On a more basic level, Australians are used to paying for healthcare. The principle of co-payment for health such that the patient pays for some proportion of their treatment is universal, whilst the expectation in the UK continues to be that healthcare should be at no cost to the patient at the point of delivery. This laudable principle has underpinned the NHS since its foundation after the Second World War, but it may be time to reconsider its universality.

A partial subsidisation by the NHS of the majority of IVF cycles for those qualifying under well-established rules based on probability of IVF success would reduce costs to patients, improve access, improve quality of clinical care and increase the number of IVF births.
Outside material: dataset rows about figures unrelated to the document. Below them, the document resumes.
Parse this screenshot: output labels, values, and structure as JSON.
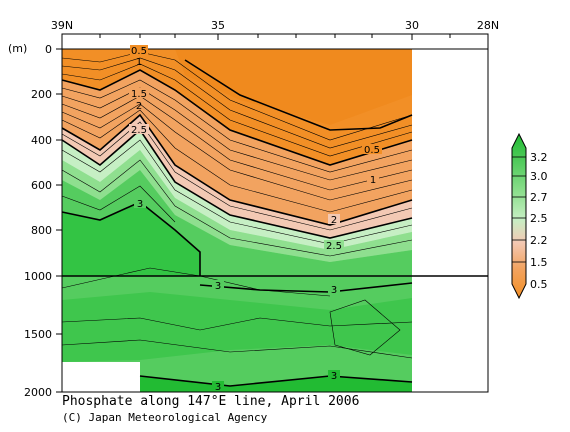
{
  "chart_data": {
    "type": "heatmap",
    "title": "Phosphate along 147°E line, April 2006",
    "credit": "(C) Japan Meteorological Agency",
    "x_ticks": [
      "39N",
      "35",
      "30",
      "28N"
    ],
    "y_unit": "(m)",
    "y_ticks_upper": [
      "0",
      "200",
      "400",
      "600",
      "800",
      "1000"
    ],
    "y_ticks_lower": [
      "1500",
      "2000"
    ],
    "y_scale": "split: linear 0-1000 m upper panel, 1000-2000 m compressed lower panel",
    "contour_labels": [
      "0.5",
      "1",
      "1.5",
      "2",
      "2.5",
      "0.5",
      "1",
      "2",
      "2.5",
      "3",
      "3",
      "3",
      "3",
      "3"
    ],
    "colorbar": {
      "labels": [
        "3.2",
        "3.0",
        "2.7",
        "2.5",
        "2.2",
        "1.5",
        "0.5"
      ],
      "colors": [
        "#22bb33",
        "#55cc5f",
        "#8fdf8f",
        "#c6efc4",
        "#f3c9b4",
        "#f2a360",
        "#f28f26"
      ]
    },
    "colors": {
      "orange_low": "#f28f26",
      "orange_mid": "#f2a360",
      "salmon": "#f3c9b4",
      "pale_green": "#c6efc4",
      "light_green": "#8fdf8f",
      "mid_green": "#55cc5f",
      "deep_green": "#22bb33"
    }
  }
}
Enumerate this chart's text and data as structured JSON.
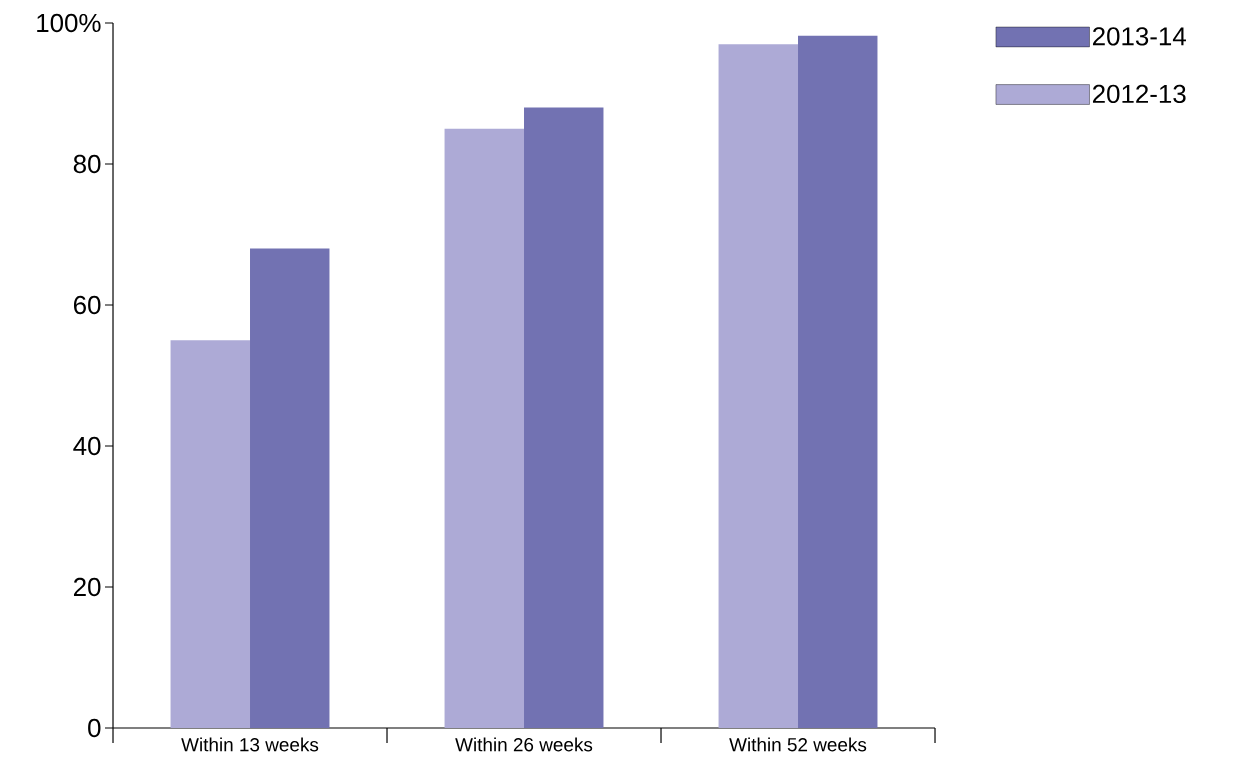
{
  "chart_data": {
    "type": "bar",
    "categories": [
      "Within 13 weeks",
      "Within 26 weeks",
      "Within 52 weeks"
    ],
    "series": [
      {
        "name": "2012-13",
        "color": "#adaad6",
        "values": [
          55,
          85,
          97
        ]
      },
      {
        "name": "2013-14",
        "color": "#7272b2",
        "values": [
          68,
          88,
          98.2
        ]
      }
    ],
    "ylim": [
      0,
      100
    ],
    "yticks": [
      0,
      20,
      40,
      60,
      80,
      {
        "value": 100,
        "label": "100%"
      }
    ],
    "grid": false,
    "legend": "top right"
  }
}
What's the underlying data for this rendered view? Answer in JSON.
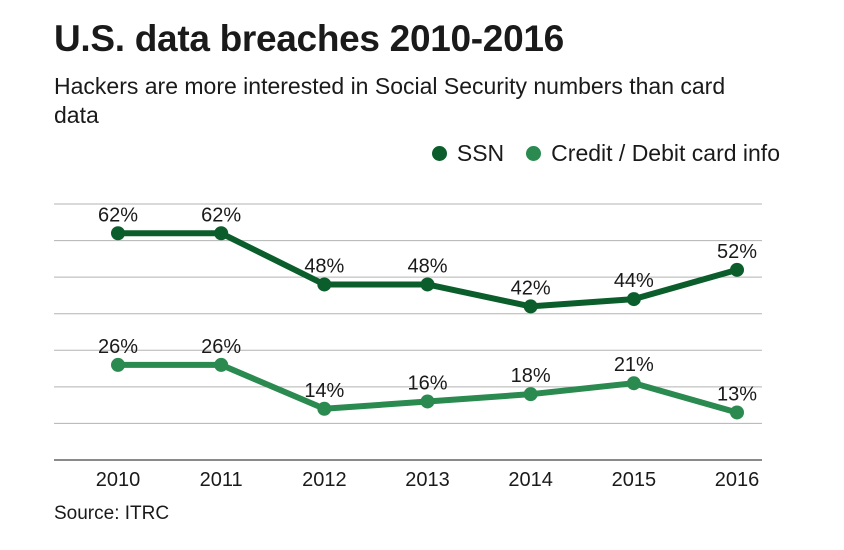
{
  "header": {
    "title": "U.S. data breaches 2010-2016",
    "subtitle": "Hackers are more interested in Social Security numbers than card data"
  },
  "footer": {
    "source": "Source: ITRC"
  },
  "chart_data": {
    "type": "line",
    "title": "U.S. data breaches 2010-2016",
    "subtitle": "Hackers are more interested in Social Security numbers than card data",
    "xlabel": "",
    "ylabel": "",
    "x": [
      "2010",
      "2011",
      "2012",
      "2013",
      "2014",
      "2015",
      "2016"
    ],
    "ylim": [
      0,
      70
    ],
    "grid": true,
    "legend_position": "top-right",
    "value_suffix": "%",
    "series": [
      {
        "name": "SSN",
        "color": "#0b5e2b",
        "values": [
          62,
          62,
          48,
          48,
          42,
          44,
          52
        ]
      },
      {
        "name": "Credit / Debit card info",
        "color": "#2a8a4f",
        "values": [
          26,
          26,
          14,
          16,
          18,
          21,
          13
        ]
      }
    ]
  }
}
This in turn may help reverse the fall in total fertility rate that the country is currently experiencing. The UK Government has now announced a reform of the governance of the NHS, reversing the internal market introduced as part of the Lansley review a decade ago, and abolishing GP led commissioning. A more 'top-down' approach may allow a measured introduction of a co-payment system for IVF patients, which would be to the benefit of many and the detriment of none.